Well as we enter the month of March that’s it for Summer! As the weather starts to turn we thought we’d take a look at the fruit trees at Rouse Hill House, and a quick recipe for enjoying a harvest of figs. Enjoy!
The first fruit trees recorded at Rouse Hill House were oranges, part of a commercial orchard planted by Richard Rouse shortly after the land was granted to him by Governor Lachlan Macquarie. This ca.1860 view by Thomas Wingate shows fruit trees being tended by family members. The trees had been planted in an extension to the original garden which had been laid out in a simple geometric grid common to the early colonial period.

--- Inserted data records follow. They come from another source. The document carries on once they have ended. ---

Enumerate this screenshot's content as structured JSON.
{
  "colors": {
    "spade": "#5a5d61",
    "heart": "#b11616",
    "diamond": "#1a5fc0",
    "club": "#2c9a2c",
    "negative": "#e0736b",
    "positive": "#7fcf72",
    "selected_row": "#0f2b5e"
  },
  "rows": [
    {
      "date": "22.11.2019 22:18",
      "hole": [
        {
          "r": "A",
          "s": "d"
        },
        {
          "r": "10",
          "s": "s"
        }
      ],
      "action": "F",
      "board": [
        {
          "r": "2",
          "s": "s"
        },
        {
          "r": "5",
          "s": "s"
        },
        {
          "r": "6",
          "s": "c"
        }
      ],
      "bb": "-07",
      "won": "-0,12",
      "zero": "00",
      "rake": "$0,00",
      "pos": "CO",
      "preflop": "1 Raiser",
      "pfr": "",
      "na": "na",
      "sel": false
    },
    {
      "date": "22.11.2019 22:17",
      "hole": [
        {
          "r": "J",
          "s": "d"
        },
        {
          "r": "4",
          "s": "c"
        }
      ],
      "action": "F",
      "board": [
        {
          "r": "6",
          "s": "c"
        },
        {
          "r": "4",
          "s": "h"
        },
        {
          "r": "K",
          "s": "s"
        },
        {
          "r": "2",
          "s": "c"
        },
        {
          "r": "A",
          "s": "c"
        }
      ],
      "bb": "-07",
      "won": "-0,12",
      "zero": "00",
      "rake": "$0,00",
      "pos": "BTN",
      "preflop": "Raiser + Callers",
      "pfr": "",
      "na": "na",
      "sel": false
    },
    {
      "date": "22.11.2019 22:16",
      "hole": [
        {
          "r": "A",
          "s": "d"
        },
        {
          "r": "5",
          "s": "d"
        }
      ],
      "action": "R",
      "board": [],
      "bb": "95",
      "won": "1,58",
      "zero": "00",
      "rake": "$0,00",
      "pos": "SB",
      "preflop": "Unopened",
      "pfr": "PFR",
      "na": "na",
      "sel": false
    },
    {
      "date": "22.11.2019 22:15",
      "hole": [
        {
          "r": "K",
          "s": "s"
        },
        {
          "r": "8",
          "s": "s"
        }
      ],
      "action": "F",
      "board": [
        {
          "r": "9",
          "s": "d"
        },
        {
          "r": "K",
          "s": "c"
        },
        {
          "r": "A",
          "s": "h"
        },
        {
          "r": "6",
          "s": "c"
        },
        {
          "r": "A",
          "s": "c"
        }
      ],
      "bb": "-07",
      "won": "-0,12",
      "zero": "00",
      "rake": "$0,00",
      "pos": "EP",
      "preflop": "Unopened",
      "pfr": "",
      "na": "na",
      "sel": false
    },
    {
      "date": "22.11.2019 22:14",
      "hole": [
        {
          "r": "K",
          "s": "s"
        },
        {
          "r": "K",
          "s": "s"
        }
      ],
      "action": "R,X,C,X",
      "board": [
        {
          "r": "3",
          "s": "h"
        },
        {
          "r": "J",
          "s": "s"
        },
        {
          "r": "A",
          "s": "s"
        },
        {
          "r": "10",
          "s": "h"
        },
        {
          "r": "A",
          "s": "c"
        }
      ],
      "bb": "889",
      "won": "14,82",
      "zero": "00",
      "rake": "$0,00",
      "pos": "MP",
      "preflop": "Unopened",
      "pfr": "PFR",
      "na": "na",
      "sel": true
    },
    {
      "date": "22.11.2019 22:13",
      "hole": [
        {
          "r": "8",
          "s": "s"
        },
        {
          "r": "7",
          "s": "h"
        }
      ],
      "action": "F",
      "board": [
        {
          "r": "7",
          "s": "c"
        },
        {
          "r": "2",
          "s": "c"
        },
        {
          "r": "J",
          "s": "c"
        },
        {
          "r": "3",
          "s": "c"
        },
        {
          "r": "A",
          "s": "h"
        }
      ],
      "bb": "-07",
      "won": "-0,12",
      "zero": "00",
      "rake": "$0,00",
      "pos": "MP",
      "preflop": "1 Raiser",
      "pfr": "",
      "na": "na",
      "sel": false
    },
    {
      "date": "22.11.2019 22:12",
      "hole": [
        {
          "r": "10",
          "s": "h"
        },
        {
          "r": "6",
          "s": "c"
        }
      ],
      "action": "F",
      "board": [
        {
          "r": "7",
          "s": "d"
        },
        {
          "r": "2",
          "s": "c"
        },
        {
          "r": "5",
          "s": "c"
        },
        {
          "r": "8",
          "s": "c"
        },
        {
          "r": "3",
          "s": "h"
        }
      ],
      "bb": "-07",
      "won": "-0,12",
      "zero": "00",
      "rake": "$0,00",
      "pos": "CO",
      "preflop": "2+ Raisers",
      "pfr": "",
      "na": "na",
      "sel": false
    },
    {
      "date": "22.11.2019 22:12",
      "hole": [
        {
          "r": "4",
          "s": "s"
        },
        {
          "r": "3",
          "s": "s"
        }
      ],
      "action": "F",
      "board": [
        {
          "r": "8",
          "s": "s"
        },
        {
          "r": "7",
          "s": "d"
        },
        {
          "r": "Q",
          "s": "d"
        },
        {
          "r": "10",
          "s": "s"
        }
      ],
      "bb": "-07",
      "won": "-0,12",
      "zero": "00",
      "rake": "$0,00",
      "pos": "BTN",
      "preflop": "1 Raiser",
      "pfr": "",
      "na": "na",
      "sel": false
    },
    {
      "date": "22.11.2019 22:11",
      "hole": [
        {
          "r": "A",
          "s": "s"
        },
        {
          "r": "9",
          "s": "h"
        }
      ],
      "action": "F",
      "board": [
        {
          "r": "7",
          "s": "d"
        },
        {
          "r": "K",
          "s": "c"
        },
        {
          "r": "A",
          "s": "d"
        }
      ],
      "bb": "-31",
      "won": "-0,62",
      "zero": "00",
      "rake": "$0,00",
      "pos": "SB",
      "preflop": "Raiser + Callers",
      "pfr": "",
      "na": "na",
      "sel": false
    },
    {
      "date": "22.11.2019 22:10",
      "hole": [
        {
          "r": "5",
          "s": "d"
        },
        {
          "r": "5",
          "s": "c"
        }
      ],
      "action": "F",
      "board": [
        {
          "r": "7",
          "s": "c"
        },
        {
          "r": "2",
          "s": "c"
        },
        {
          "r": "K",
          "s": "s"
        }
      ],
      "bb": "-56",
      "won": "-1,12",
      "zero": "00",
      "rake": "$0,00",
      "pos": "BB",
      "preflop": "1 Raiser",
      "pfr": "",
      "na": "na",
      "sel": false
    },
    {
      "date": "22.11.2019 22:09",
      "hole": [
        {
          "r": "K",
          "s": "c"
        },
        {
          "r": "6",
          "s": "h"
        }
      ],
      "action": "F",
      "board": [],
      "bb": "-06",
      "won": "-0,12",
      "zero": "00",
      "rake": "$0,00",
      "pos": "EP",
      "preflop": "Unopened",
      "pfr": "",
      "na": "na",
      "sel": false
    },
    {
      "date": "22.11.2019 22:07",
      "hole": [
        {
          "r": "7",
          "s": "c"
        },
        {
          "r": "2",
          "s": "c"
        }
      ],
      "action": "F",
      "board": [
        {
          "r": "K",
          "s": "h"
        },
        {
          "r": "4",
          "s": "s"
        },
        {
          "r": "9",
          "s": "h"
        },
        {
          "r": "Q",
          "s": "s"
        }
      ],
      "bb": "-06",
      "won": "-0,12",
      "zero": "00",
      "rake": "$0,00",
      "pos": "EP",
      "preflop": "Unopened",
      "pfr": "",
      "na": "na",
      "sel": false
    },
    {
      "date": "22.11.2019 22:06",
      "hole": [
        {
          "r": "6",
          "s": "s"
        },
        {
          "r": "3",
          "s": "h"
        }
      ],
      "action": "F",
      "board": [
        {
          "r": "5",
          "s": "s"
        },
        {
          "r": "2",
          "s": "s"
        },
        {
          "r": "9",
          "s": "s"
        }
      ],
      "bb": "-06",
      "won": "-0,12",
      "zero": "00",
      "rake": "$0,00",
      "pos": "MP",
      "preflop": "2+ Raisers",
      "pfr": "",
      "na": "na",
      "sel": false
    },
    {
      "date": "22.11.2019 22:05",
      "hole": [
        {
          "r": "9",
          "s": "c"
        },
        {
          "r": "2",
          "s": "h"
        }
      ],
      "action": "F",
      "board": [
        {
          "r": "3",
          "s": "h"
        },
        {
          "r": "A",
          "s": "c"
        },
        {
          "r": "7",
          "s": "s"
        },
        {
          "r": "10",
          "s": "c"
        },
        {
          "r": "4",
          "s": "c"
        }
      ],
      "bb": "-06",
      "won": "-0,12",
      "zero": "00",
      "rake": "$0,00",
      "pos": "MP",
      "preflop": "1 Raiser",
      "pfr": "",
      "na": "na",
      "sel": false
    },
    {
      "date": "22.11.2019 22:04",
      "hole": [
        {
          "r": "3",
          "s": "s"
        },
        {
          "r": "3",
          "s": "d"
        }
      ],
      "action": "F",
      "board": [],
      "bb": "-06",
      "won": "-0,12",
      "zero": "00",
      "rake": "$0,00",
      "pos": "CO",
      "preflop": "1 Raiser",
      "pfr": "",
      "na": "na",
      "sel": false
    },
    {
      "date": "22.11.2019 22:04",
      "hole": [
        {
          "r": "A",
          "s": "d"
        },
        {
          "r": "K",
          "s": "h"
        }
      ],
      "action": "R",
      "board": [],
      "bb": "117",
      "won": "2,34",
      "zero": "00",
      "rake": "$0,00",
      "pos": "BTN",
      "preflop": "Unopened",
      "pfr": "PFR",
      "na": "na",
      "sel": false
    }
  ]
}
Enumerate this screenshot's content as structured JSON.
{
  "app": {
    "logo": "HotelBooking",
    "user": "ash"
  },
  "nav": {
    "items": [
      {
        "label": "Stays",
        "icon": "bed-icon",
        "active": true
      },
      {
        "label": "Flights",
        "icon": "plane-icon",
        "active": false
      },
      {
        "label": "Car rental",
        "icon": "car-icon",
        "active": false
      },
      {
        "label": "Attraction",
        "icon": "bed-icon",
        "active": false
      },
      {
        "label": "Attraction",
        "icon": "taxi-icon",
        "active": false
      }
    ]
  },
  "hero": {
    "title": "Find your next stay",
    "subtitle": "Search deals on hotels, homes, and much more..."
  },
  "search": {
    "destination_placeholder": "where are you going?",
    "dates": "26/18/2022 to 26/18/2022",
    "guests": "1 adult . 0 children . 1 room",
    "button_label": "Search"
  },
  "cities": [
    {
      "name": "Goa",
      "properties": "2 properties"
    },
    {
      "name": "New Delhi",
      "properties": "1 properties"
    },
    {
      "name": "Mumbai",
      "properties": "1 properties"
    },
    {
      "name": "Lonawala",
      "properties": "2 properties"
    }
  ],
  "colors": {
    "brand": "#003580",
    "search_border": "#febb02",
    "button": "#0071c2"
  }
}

You can see what is likely a loquat tree with its large dark leaves to the left:
Citrus were a common sight along the Windsor Road throughout the 19th century, with substantial orchards sending their produce to market in Sydney and Parramatta. Nearby Bella Vista farm, which you may remember from last weeks post on Bunya pines, was a notable producer.
Today only two senescent trees remain in the main Rouse Hill garden. At the southern end of the property however, beside the 1860s overseer’s cottage, several remain and these fruit actively: an apple, peach and a fig tree, with grape vines growing thickly in front of the slim verandah and providing welcome summer shade. A substantial kitchen garden once stood in front of the cottage, when it was tenanted by the Sherwood family in the early 1900s. It would have contained fruit trees as well, though no trace of that garden or its contents survive today.
Next to the bathroom annex, built for the family of 5th generation Gerald and Peggy Terry when they lived at the cottage, is a peach tree. We find the stones at considerable distances to the tree, dragged away by rodents.
…and of course figs!
The fig tree grows on the south side of the annex. It produces a considerable crop – though scale insects and birds are a trial…
And a tasty treat:
At this time of year hand-made signs pop up outside many of the acreages near Rouse Hill: “Fresh figs and prickly pear!”
A quick way with figs is to slice them in half and pop them in a frypan or – as I’ve been known to do in the staff kitchen – simply on the flat of a non-stick sandwich press. First give the figs a quick scorch for a bit of colour and to caramelize the flavours, then add a really good drizzle of honey and gently cook the figs through. We use the honey from our own bee hive which has been up and running for almost 3 years now (but more of that in a future post).
Serve with a good dollop of Greek yoghurt and a drizzle of extra honey, and remember that life is good.
If you’re not from Australia you may be wondering why summer seems to have packed up and gone a month early. The answer is that our seasons are deemed to ‘start’ a month earlier than in the northern hemisphere. Summer begins not in January but at the beginning of December, meaning the early colonial military could switch out of their heavy, winter uniforms as the temperature began to rise. Very practical.